Mordre M, Groholt B, Kjelsberg E, Sandstad B, Myhre AM. BMC Psychiatry 2011; 11(1): 57.

Copyright

(Copyright © 2011, Holtzbrinck Springer Nature Publishing Group - BMC)

DOI

10.1186/1471-244X-11-57

PMID

21481227

PMCID

PMC3082292

Abstract

Background Few longitudinal studies have explored lifetime criminality in adults with a childhood history of severe mental disorders. In the present study, we wanted to explore the association between adult delinquency and several different childhood diagnoses in an in-patient population. Of special interest was the impact of disturbance of activity and attention (ADHD) and mixed disorder of conduct and emotions on later delinquency, as these disorders have been variously associated with delinquent development. Methods Former Norwegian child psychiatric in-patients (n=541) were followed up 19-41 years after hospitalization by record linkage to the National Register of Criminality. On the basis of the hospital records, the patients were re-diagnosed according to ICD-10. The association between diagnoses and other baseline factors and later delinquency were investigated using univariate and multivariate Cox regression analyses. Results At follow-up, 24% of the participants had been convicted of criminal activity.

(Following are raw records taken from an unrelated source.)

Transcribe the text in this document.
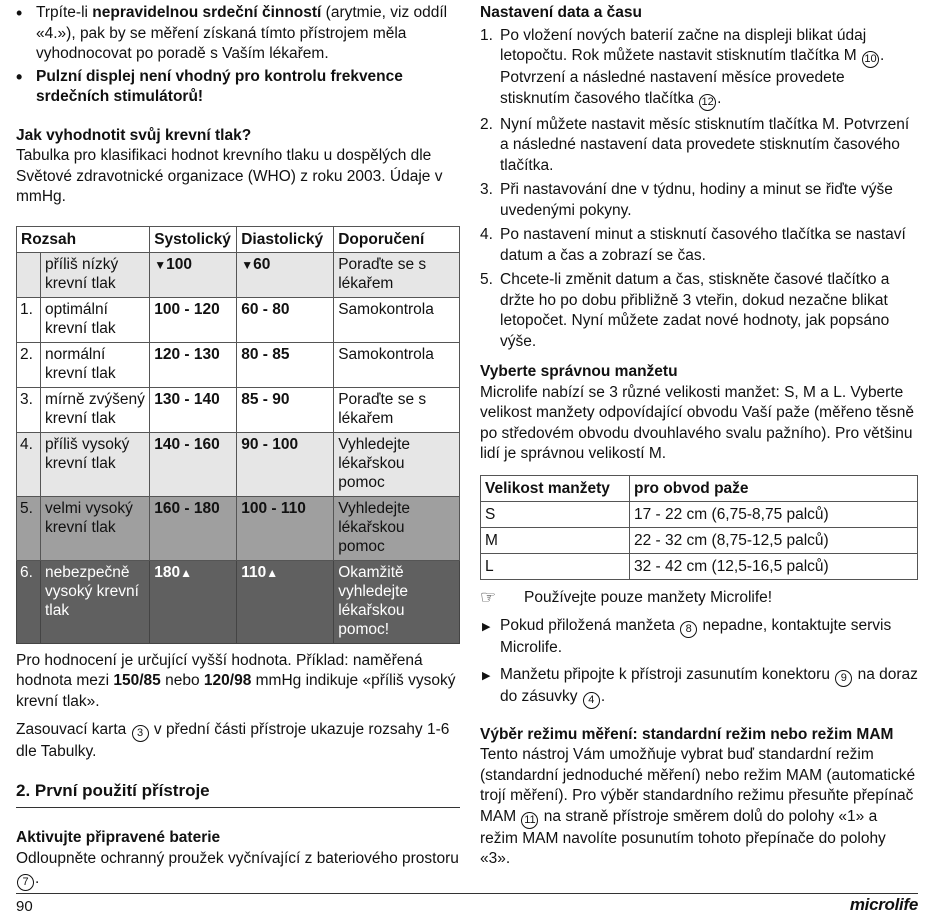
• Trpíte-li nepravidelnou srdeční činností (arytmie, viz oddíl «4.»), pak by se měření získaná tímto přístrojem měla vyhodnocovat po poradě s Vaším lékařem.
• Pulzní displej není vhodný pro kontrolu frekvence srdečních stimulátorů!
Jak vyhodnotit svůj krevní tlak?

Tabulka pro klasifikaci hodnot krevního tlaku u dospělých dle Světové zdravotnické organizace (WHO) z roku 2003. Údaje v mmHg.

Rozsah		Systolický	Diastolický	Doporučení
	příliš nízký krevní tlak	▼100	▼60	Poraďte se s lékařem
1.	optimální krevní tlak	100 - 120	60 - 80	Samokontrola
2.	normální krevní tlak	120 - 130	80 - 85	Samokontrola
3.	mírně zvýšený krevní tlak	130 - 140	85 - 90	Poraďte se s lékařem
4.	příliš vysoký krevní tlak	140 - 160	90 - 100	Vyhledejte lékařskou pomoc
5.	velmi vysoký krevní tlak	160 - 180	100 - 110	Vyhledejte lékařskou pomoc
6.	nebezpečně vysoký krevní tlak	180▲	110▲	Okamžitě vyhledejte lékařskou pomoc!

Pro hodnocení je určující vyšší hodnota. Příklad: naměřená hodnota mezi 150/85 nebo 120/98 mmHg indikuje «příliš vysoký krevní tlak».

Zasouvací karta 3 v přední části přístroje ukazuje rozsahy 1-6 dle Tabulky.

2. První použití přístroje
Aktivujte připravené baterie

Odloupněte ochranný proužek vyčnívající z bateriového prostoru 7 .

Nastavení data a času
1. Po vložení nových baterií začne na displeji blikat údaj letopočtu. Rok můžete nastavit stisknutím tlačítka M 10 . Potvrzení a následné nastavení měsíce provedete stisknutím časového tlačítka 12 .
2. Nyní můžete nastavit měsíc stisknutím tlačítka M. Potvrzení a následné nastavení data provedete stisknutím časového tlačítka.
3. Při nastavování dne v týdnu, hodiny a minut se řiďte výše uvedenými pokyny.
4. Po nastavení minut a stisknutí časového tlačítka se nastaví datum a čas a zobrazí se čas.
5. Chcete-li změnit datum a čas, stiskněte časové tlačítko a držte ho po dobu přibližně 3 vteřin, dokud nezačne blikat letopočet. Nyní můžete zadat nové hodnoty, jak popsáno výše.
Vyberte správnou manžetu

Microlife nabízí se 3 různé velikosti manžet: S, M a L. Vyberte velikost manžety odpovídající obvodu Vaší paže (měřeno těsně po středovém obvodu dvouhlavého svalu pažního). Pro většinu lidí je správnou velikostí M.

Velikost manžety	pro obvod paže
S	17 - 22 cm (6,75-8,75 palců)
M	22 - 32 cm (8,75-12,5 palců)
L	32 - 42 cm (12,5-16,5 palců)
☞ Používejte pouze manžety Microlife!
▶ Pokud přiložená manžeta 8 nepadne, kontaktujte servis Microlife.
▶ Manžetu připojte k přístroji zasunutím konektoru 9 na doraz do zásuvky 4 .
Výběr režimu měření: standardní režim nebo režim MAM

Tento nástroj Vám umožňuje vybrat buď standardní režim (standardní jednoduché měření) nebo režim MAM (automatické trojí měření). Pro výběr standardního režimu přesuňte přepínač MAM 11 na straně přístroje směrem dolů do polohy «1» a režim MAM navolíte posunutím tohoto přepínače do polohy «3».

90	microlife
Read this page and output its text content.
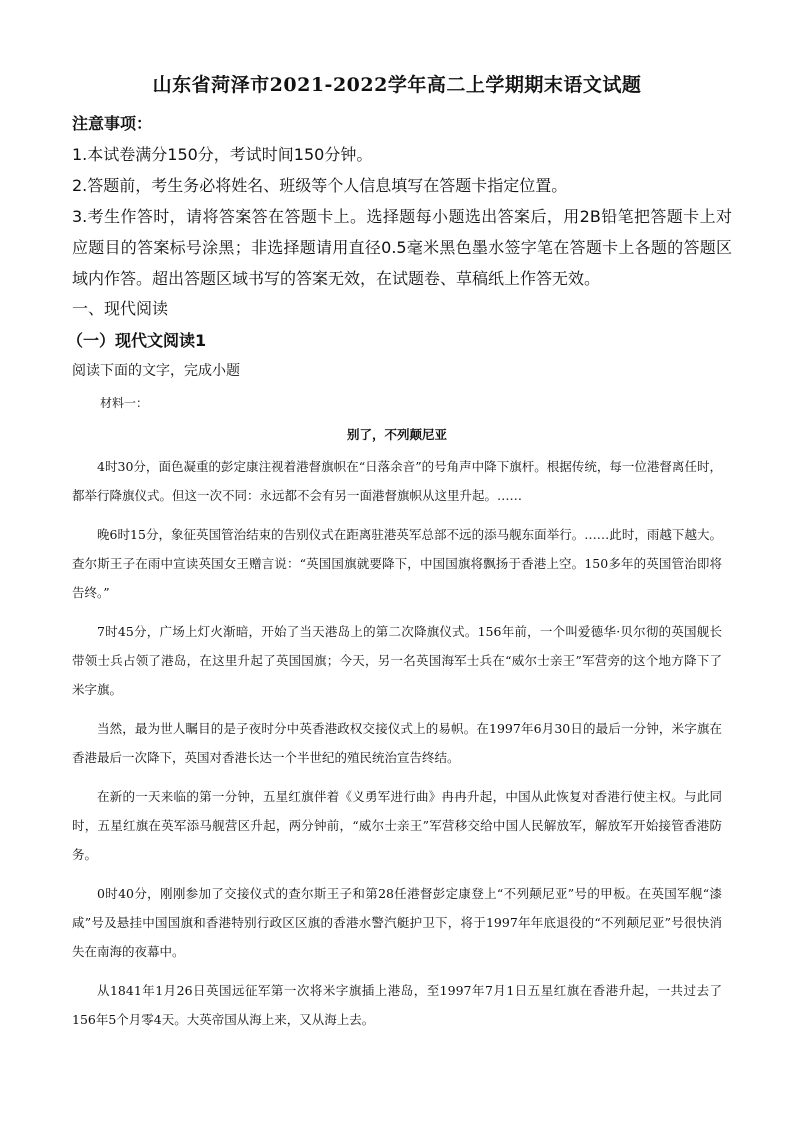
山东省菏泽市2021-2022学年高二上学期期末语文试题
注意事项：
1.本试卷满分150分，考试时间150分钟。
2.答题前，考生务必将姓名、班级等个人信息填写在答题卡指定位置。
3.考生作答时，请将答案答在答题卡上。选择题每小题选出答案后，用2B铅笔把答题卡上对应题目的答案标号涂黑；非选择题请用直径0.5毫米黑色墨水签字笔在答题卡上各题的答题区域内作答。超出答题区域书写的答案无效，在试题卷、草稿纸上作答无效。
一、现代阅读
（一）现代文阅读1
阅读下面的文字，完成小题
材料一：
别了，不列颠尼亚

4时30分，面色凝重的彭定康注视着港督旗帜在“日落余音”的号角声中降下旗杆。根据传统，每一位港督离任时，都举行降旗仪式。但这一次不同：永远都不会有另一面港督旗帜从这里升起。……

晚6时15分，象征英国管治结束的告别仪式在距离驻港英军总部不远的添马舰东面举行。……此时，雨越下越大。查尔斯王子在雨中宣读英国女王赠言说：“英国国旗就要降下，中国国旗将飘扬于香港上空。150多年的英国管治即将告终。”

7时45分，广场上灯火渐暗，开始了当天港岛上的第二次降旗仪式。156年前，一个叫爱德华·贝尔彻的英国舰长带领士兵占领了港岛，在这里升起了英国国旗；今天，另一名英国海军士兵在“威尔士亲王”军营旁的这个地方降下了米字旗。

当然，最为世人瞩目的是子夜时分中英香港政权交接仪式上的易帜。在1997年6月30日的最后一分钟，米字旗在香港最后一次降下，英国对香港长达一个半世纪的殖民统治宣告终结。

在新的一天来临的第一分钟，五星红旗伴着《义勇军进行曲》冉冉升起，中国从此恢复对香港行使主权。与此同时，五星红旗在英军添马舰营区升起，两分钟前，“威尔士亲王”军营移交给中国人民解放军，解放军开始接管香港防务。

0时40分，刚刚参加了交接仪式的查尔斯王子和第28任港督彭定康登上“不列颠尼亚”号的甲板。在英国军舰“漆咸”号及悬挂中国国旗和香港特别行政区区旗的香港水警汽艇护卫下，将于1997年年底退役的“不列颠尼亚”号很快消失在南海的夜幕中。

从1841年1月26日英国远征军第一次将米字旗插上港岛，至1997年7月1日五星红旗在香港升起，一共过去了156年5个月零4天。大英帝国从海上来，又从海上去。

In the multivariate Cox regression analysis,conduct disorder (RR=2.0, 95%CI= 1.2-3.4) and hyperkinetic conduct disorder (RR=2.7, 95% CI=1.6-4.4) significantly increased the risk of future criminal behaviour. Pervasive developmental disorder (RR=0.4, 95%CI=0.2-0.9) and mental retardation (RR= 0.4, 95%CI= 0.3-0.8) reduced the risk for a criminal act. Male gender (RR=3.6, 95%CI=2.1-6.1) and chronic family difficulties (RR= 1.3, 95% CI= 1.1-1.5) both predicted future criminality. Conclusions Conduct disorder in childhood was highly associated with later delinquency both alone or in combination with hyperactivity, but less associated when combined with an emotional disorder. ADHD in childhood was no more associated with later delinquency than the rest of the disorders in the study population. Our finding strengthens the assumption that there is no direct association between ADHD and criminality.